Spis Treści
Bez wątpienia szczepienie na koronawirusa to będzie wielka operacja logistyczna. Jak poinformował premier Morawiecki proces szczepienia ma bazować na istniejącej w kraju infrastrukturze. Niestety nie wspomniał przy tej okazji, kto będzie realizował zapowiadane szczepienia i nie przekazał informacji o samej szczepionce.
Ekspert Naczelnej Rady Lekarskiej do spraw walki z COVID-19 doktor Paweł Grzesiowski w Radiu ZET powiedział. – „Musimy stworzyć cały system od zera, bo zaszczepienie 20-30 milionów Polaków, co spowodowałoby, że wirus nie byłby groźny tak jak teraz, zajmie nam co najmniej rok”.
Zapytany o to, kiedy można spodziewać się końca epidemii, odparł: – „Jeśli ktoś planuje (…) swoje życie w taki sposób, że zastanawia się, co będzie za trzy, za pięć, za dziesięć miesięcy – to musi sobie rok 2021 jeszcze w kalendarzu zanotować jako rok nienormalny”.
Okazuje się, że nawet jeśli zaczniemy Polaków szczepić już w lutym, to cały proces będzie trwać co najmniej 10-12 miesięcy.
– „Nie miejmy złudzeń, zaszczepienie 20 czy nawet 30 milionów ludzi – bo tyle musielibyśmy w Polsce zaszczepić, żeby wirus przestał być tak groźny jak w tej chwili – zajmie co najmniej rok” – podkreślił doktor Grzesiowski i zwrócił uwagę, że nadchodzący 2021rok będziemy zmuszeni planować z wielkimi ograniczeniami. – „Cały czas monitorując sytuację, ponieważ ta trzecia fala zakażeń, a w naszym przypadku druga fala może nastąpić na wiosnę, kiedy ograniczenia wprowadzone przy tej fali zostaną zawieszone” – wyjaśnił, dodając, że „… musimy być na to przygotowani”.
Bez wątpienia proces szczepienia, będzie bardzo skomplikowaną operacją logistyczną
Pamiętajmy, że szczepionka jest produkowana w USA. Trzeba ją w odpowiednim reżimie technologicznym przewieźć do Europy i zmagazynować w odpowiednich warunkach. Dopiero wtedy Unia Europejska będzie mogła zadeklarowane ilości rozdystrybuować do poszczególnych krajów członkowskich. To musi trwać, więc nie miejmy złudzeń, że do Polski szczepionka dotrze jeszcze w bieżącym roku, to jest wykluczone.
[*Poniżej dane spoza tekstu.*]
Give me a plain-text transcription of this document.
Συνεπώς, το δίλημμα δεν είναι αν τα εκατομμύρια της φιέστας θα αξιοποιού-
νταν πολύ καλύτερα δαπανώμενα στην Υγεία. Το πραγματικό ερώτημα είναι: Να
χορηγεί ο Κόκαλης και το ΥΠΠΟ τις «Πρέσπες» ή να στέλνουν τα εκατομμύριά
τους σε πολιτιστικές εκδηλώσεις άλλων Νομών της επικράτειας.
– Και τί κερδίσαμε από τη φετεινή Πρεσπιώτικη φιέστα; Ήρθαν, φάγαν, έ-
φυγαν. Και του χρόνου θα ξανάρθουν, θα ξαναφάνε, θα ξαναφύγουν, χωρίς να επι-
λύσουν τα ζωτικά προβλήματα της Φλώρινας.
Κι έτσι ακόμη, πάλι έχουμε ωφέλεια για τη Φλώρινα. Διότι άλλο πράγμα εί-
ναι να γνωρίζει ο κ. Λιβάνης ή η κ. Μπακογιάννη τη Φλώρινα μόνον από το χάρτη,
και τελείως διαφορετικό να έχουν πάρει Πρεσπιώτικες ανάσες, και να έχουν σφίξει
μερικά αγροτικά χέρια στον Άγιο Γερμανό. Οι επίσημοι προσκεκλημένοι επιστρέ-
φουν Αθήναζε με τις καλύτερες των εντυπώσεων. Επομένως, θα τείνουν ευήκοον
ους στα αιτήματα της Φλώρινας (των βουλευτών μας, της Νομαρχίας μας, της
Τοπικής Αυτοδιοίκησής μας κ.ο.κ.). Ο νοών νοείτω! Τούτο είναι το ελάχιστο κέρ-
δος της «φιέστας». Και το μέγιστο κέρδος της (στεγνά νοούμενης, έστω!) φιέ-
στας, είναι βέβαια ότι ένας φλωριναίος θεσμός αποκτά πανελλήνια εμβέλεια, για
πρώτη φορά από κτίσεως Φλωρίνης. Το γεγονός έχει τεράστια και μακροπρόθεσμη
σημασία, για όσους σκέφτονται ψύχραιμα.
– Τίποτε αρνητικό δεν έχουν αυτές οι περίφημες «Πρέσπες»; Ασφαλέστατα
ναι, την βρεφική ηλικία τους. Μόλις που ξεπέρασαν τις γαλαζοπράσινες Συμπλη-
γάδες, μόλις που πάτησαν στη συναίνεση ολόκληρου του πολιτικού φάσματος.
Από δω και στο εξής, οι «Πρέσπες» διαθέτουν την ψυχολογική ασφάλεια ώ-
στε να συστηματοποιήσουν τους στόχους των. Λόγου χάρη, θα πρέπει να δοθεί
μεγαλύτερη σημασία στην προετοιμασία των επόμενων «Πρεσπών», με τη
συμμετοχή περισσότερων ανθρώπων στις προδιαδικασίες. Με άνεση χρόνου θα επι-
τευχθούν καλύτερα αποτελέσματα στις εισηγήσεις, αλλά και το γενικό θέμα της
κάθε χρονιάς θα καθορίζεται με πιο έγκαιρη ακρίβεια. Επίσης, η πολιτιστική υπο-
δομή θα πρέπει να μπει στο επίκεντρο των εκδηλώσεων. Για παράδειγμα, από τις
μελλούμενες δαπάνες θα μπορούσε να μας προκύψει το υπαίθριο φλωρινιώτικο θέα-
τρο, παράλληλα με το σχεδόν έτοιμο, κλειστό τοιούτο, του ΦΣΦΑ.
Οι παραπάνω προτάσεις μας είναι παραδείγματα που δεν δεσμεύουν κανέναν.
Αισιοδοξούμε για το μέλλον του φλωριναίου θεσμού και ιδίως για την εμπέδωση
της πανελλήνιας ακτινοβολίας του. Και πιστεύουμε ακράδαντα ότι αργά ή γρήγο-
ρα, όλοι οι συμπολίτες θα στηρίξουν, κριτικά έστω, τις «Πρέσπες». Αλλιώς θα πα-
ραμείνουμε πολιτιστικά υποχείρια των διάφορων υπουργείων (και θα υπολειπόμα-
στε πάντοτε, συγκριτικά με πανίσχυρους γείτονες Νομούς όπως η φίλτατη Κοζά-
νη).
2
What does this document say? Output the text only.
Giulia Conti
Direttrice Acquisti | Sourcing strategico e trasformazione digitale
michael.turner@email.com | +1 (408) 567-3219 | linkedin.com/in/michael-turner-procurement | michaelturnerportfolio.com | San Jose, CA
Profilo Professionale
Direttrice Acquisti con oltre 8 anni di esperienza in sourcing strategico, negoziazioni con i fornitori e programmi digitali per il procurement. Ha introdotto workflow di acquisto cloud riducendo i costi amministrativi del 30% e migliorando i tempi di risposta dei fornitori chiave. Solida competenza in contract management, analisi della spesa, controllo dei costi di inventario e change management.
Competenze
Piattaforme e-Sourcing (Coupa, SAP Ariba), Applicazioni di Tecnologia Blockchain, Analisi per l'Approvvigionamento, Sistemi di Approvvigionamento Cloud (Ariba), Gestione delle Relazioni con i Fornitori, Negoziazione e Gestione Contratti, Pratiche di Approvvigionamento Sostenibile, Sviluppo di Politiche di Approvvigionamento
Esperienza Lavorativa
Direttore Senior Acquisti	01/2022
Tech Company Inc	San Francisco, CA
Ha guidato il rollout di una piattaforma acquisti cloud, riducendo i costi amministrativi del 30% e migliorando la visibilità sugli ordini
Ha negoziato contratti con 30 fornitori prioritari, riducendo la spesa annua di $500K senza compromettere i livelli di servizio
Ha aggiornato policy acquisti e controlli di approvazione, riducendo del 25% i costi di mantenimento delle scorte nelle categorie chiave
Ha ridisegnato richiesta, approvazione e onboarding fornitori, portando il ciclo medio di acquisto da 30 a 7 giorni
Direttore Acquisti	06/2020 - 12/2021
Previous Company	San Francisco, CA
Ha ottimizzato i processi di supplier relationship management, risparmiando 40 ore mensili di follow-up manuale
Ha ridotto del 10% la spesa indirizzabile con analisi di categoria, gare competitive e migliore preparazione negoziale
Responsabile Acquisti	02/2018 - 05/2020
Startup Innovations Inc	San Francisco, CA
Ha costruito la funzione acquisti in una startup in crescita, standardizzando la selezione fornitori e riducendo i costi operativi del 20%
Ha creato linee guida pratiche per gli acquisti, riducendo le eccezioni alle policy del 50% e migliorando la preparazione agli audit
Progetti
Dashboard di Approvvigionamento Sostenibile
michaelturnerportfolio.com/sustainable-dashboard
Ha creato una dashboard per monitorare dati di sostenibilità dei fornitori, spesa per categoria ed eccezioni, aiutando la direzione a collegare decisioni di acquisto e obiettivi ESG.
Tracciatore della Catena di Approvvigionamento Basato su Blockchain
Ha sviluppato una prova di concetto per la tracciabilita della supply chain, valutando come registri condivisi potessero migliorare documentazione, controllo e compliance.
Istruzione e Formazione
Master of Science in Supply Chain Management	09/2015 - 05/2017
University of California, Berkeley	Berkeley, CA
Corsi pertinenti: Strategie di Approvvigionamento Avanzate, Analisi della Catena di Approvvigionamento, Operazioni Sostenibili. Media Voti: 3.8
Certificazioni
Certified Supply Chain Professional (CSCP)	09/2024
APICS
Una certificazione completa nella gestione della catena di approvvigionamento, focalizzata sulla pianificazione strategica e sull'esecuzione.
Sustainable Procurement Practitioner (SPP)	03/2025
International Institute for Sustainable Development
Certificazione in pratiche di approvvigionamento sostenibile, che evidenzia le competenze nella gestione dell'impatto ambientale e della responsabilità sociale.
W przyszłym roku rozpocznie się dystrybucja. Zakłada się, że otrzymamy szczepionkę w okolicach lutego 2021 r. i o ile w kraju wszystko będzie przygotowane na podjęcie przydzielonej Polsce szczepionki, to na przełomie lutego i marca rozpocząć się powinien na terenie całego kraju proces szczepienia. Słabym ogniwem w tym przedsięwzięciu jest brak odpowiednio przeszkolonych kadr. O ile z miejscem szczepień można sobie poradzić po przez wykorzystanie istniejącej infrastruktury Służby Zdrowia i w ostateczności choćby Straży Pożarnej, zarówno państwowej jak i remiz OSP. Docelowo mają takie punkty powstać w każdej gminie. Aktualnie rozpoczyna się rejestracja zgłoszeń podmiotów, które podejmą się trudu zorganizowania takiego punktu szczepień.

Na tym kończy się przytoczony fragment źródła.